# Partial Least Squares

## Introduction

The goal of Least-Squares Method is to find a good estimation of parameters that fit a function, f(x), of a set of data, $x_1 ... x_n$. The Least-Squares Method requires that the estimated function has to deviate as little as possible from f(x) in the sense of a 2-norm. Generally speaking, Least-Squares Method has two categories, linear and non-linear. We can also classify these methods further: ordinary least squares (OLS), weighted least squares (WLS), and alternating least squares (ALS) and partial least squares (PLS).

To fit a set of data best, the least-squares method minimizes the sum of squared residuals (it is also called the Sum of Squared Errors, SSE.)

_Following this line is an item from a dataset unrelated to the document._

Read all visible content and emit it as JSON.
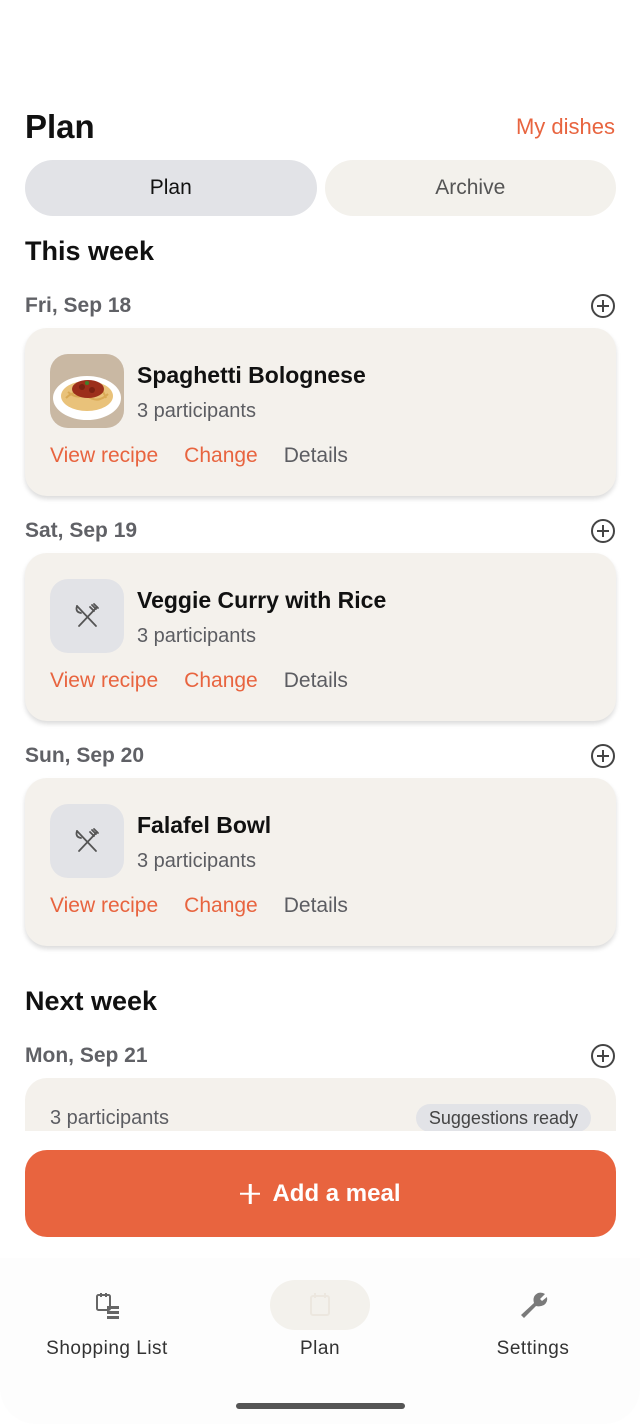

$S=\sum_{i=1}^{i=m}r_i^2$,

with, $r_i$, the residual, which is the difference between the actual points and the regression line, and is defined as

$r_i= y_i - f(x_i)$

where the m data pairs are $(x_i, y_i)\!$, and the model function is $f(x_i)$.

Here, we can choose n different parameters for f(x), so that the approximated function can best fit the data set.

## Theory

Linear Least-Squares (LLS) Method assumes that the data set falls on a straight line. Therefore, $f(x) = ax + b$, where a and b are constants. However, due to experimental error, some data might not be on the line exactly. There must be error (residual) between the estimated function and real data. Linear Least-Squares Method (or $l_2$ approximation) defined the best-fit function as the function that minimizes $S=\sum_{i=1}^{i=n}(y_i - (ax_i + b) )^2$

1. If we assume that the errors have a normal probability distribution, then minimizing S gives us the best approximation of a and b.

2. We can easily use calculus determined the approximated value of a and b.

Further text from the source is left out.